DOI: 10.12659/MSM.929985

BACKGROUND: The aim of this study was to investigate the association of oral behaviors (OBs) with anxiety, depression, and jaw function in patients with temporomandibular disorders (TMDs) in China.
MATERIAL AND METHODS: A total of 537 patients diagnosed with TMD were included in this study (average age, 31.55±12.08 years; 86 men [16.0%] and 451 women [84.0%]). There were 31 cases of masticatory muscle pain, 459 cases of disc displacement, and 13 cases of arthralgia/arthrosis, and 34 cases were uncategorized. Patients were assessed using the Oral Behaviors Checklist (OBC), Jaw Functional Limitation Scale (JFLS), Generalized Anxiety Disorder-7 (GAD-7) scale, and Patient Health Questionnaire-9 (PHQ-9). The relationships between OBC scores and mouth opening, pain scores, JFLS, PHQ-9, and GAD-7 were evaluated with Spearman’s correlation analysis. The median TMD symptom duration was 3 (0.5-154) months; men and women did not differ significantly in symptom duration or in the number of episodes of depression and anxiety.

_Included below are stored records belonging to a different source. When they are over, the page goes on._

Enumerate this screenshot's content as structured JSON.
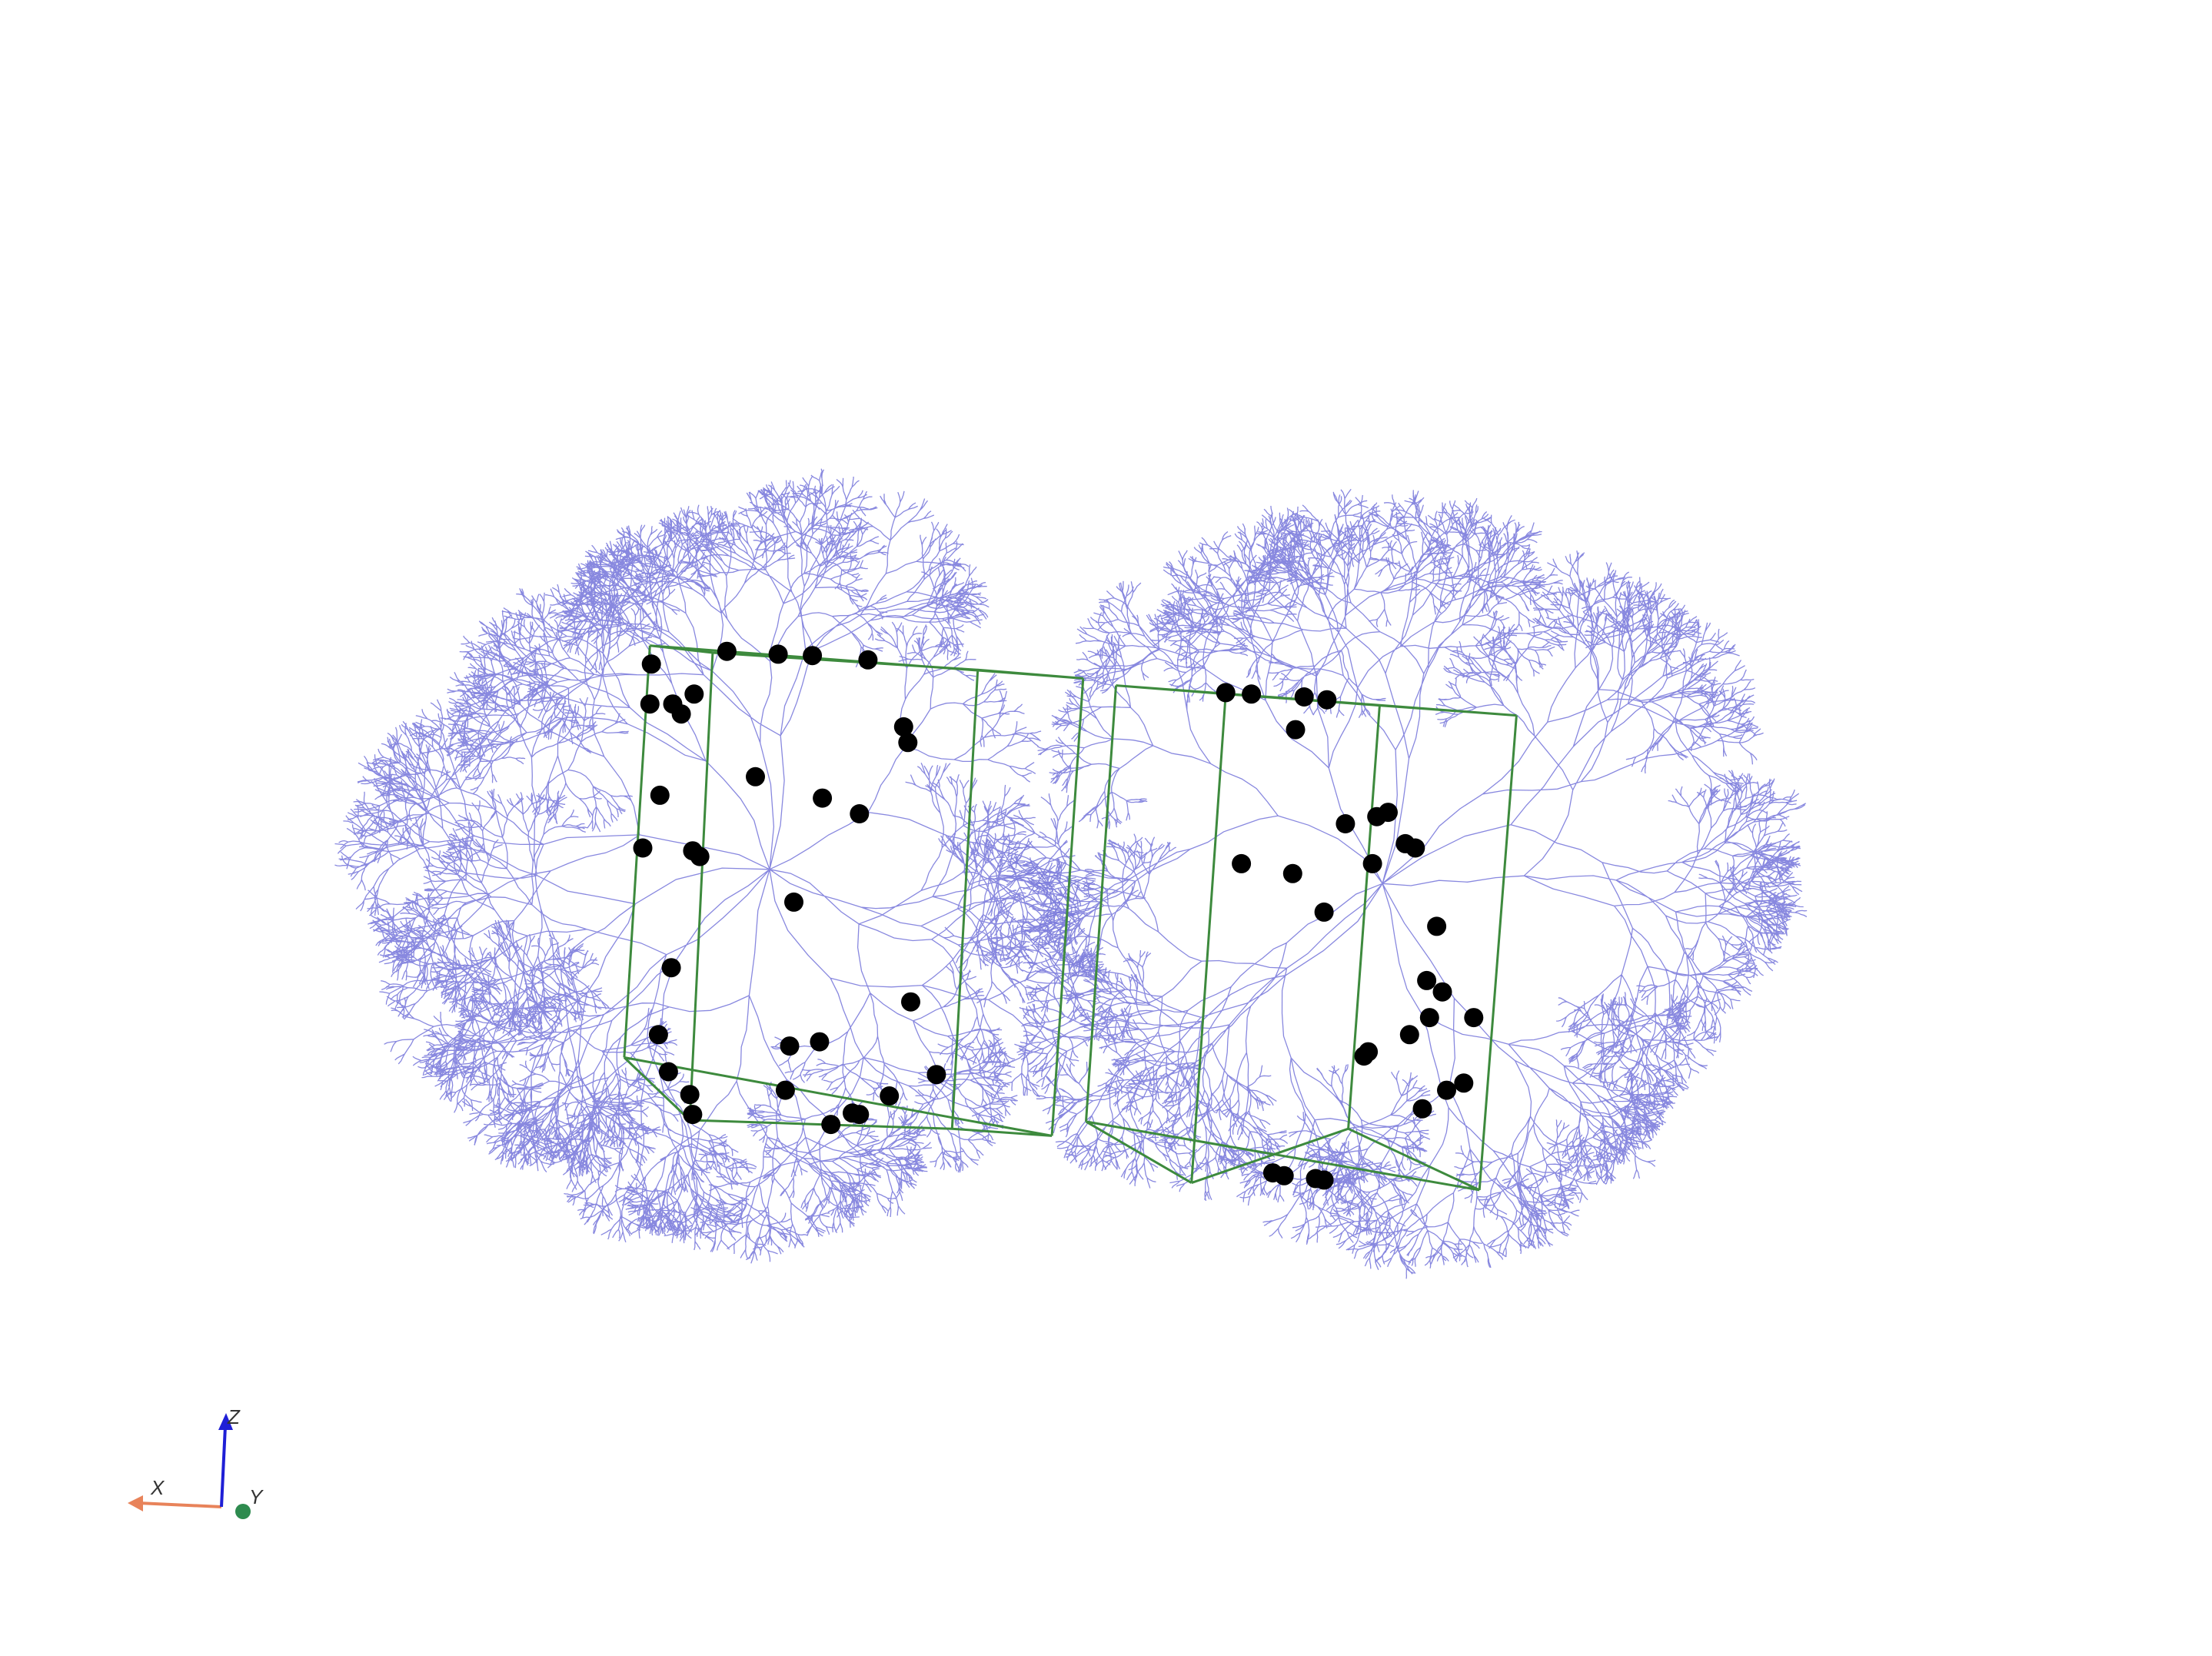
{
  "scene": {
    "background": "#ffffff",
    "neuron_color": "#7b7bdc",
    "box_color": "#3d8a3d",
    "synapse_color": "#000000"
  },
  "axes": {
    "x_label": "X",
    "y_label": "Y",
    "z_label": "Z",
    "x_color": "#e8835a",
    "y_color": "#2e8b4f",
    "z_color": "#1f1fd6"
  }
}
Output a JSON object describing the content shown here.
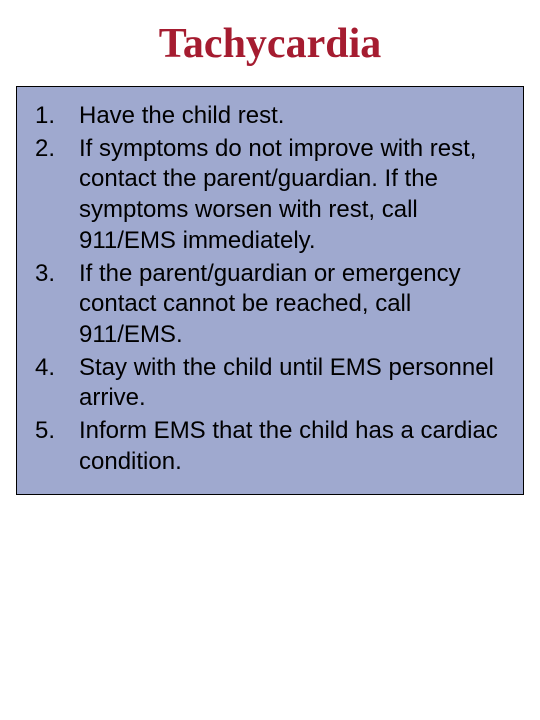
{
  "title": "Tachycardia",
  "title_color": "#a51c30",
  "box_background": "#9fa9cf",
  "box_border": "#000000",
  "text_color": "#000000",
  "title_fontsize": 42,
  "body_fontsize": 24,
  "items": [
    "Have the child rest.",
    "If symptoms do not improve with rest,  contact the parent/guardian. If the symptoms worsen with rest, call 911/EMS immediately.",
    "If the parent/guardian or emergency contact cannot be reached, call 911/EMS.",
    "Stay with the child until EMS personnel arrive.",
    "Inform EMS that the child has a cardiac condition."
  ]
}
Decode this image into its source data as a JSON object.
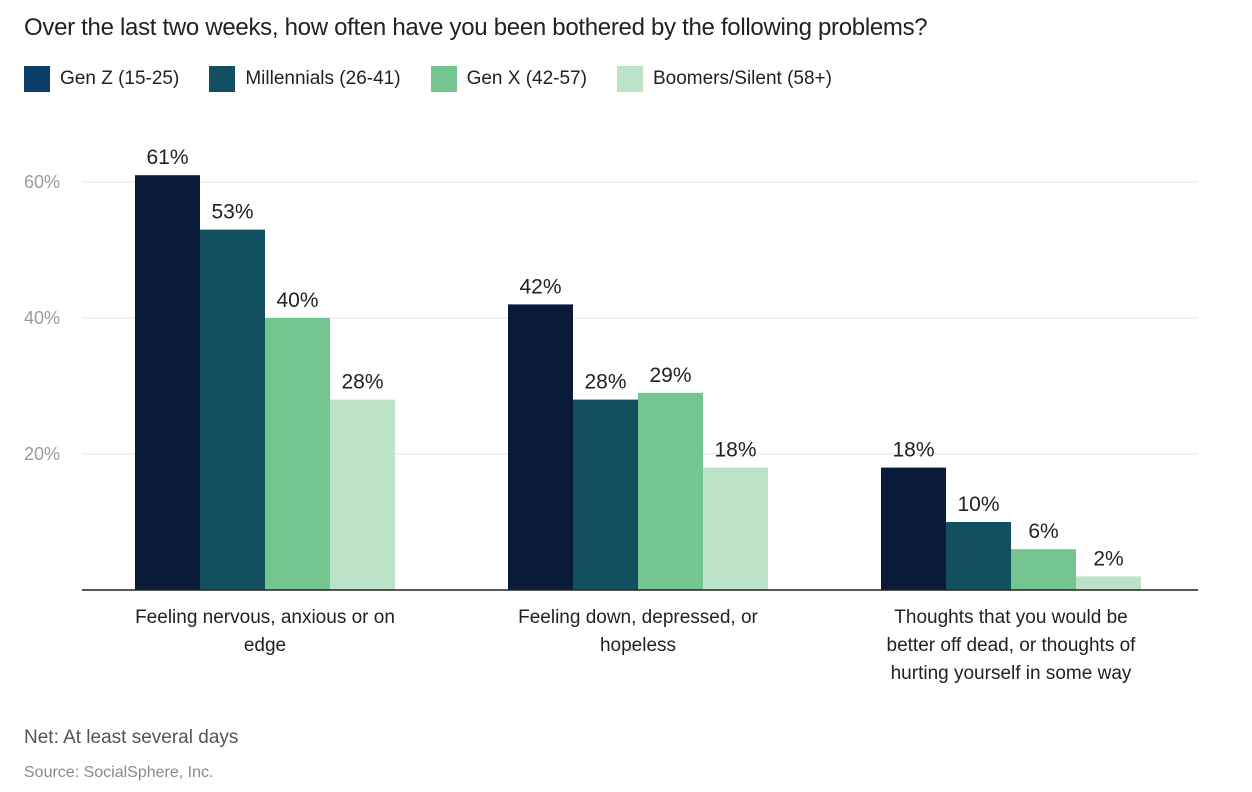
{
  "title": "Over the last two weeks, how often have you been bothered by the following problems?",
  "legend": [
    {
      "label": "Gen Z (15-25)",
      "color": "#0b3d6b"
    },
    {
      "label": "Millennials (26-41)",
      "color": "#12505f"
    },
    {
      "label": "Gen X (42-57)",
      "color": "#74c590"
    },
    {
      "label": "Boomers/Silent (58+)",
      "color": "#bce2c7"
    }
  ],
  "note": "Net: At least several days",
  "source": "Source: SocialSphere, Inc.",
  "chart_data": {
    "type": "bar",
    "categories": [
      [
        "Feeling nervous, anxious or on",
        "edge"
      ],
      [
        "Feeling down, depressed, or",
        "hopeless"
      ],
      [
        "Thoughts that you would be",
        "better off dead, or thoughts of",
        "hurting yourself in some way"
      ]
    ],
    "series": [
      {
        "name": "Gen Z (15-25)",
        "color": "#0a1b3a",
        "values": [
          61,
          42,
          18
        ]
      },
      {
        "name": "Millennials (26-41)",
        "color": "#12505f",
        "values": [
          53,
          28,
          10
        ]
      },
      {
        "name": "Gen X (42-57)",
        "color": "#74c590",
        "values": [
          40,
          29,
          6
        ]
      },
      {
        "name": "Boomers/Silent (58+)",
        "color": "#bce2c7",
        "values": [
          28,
          18,
          2
        ]
      }
    ],
    "value_suffix": "%",
    "y_ticks": [
      "20%",
      "40%",
      "60%"
    ],
    "y_tick_values": [
      20,
      40,
      60
    ],
    "ylim": [
      0,
      60
    ],
    "grid": true,
    "legend_position": "top-left",
    "xlabel": "",
    "ylabel": ""
  }
}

RESULTS: The following OBs were common in patients with TMDs: “putting pressure on the jaw (52.9%)”, “chewing food on 1 side (47.5%)”, and “holding teeth together during activities other than eating (33.3%)”. The OBC scores were significantly correlated with the JFLS, PHQ-9, and GAD-7 scores (P<0.01).
CONCLUSIONS: Patients with TMDs exhibit specific OBs, which are associated with depression, anxiety, and jaw function. It is necessary to further investigate the interaction of OBs with depression and anxiety in the development of TMDs.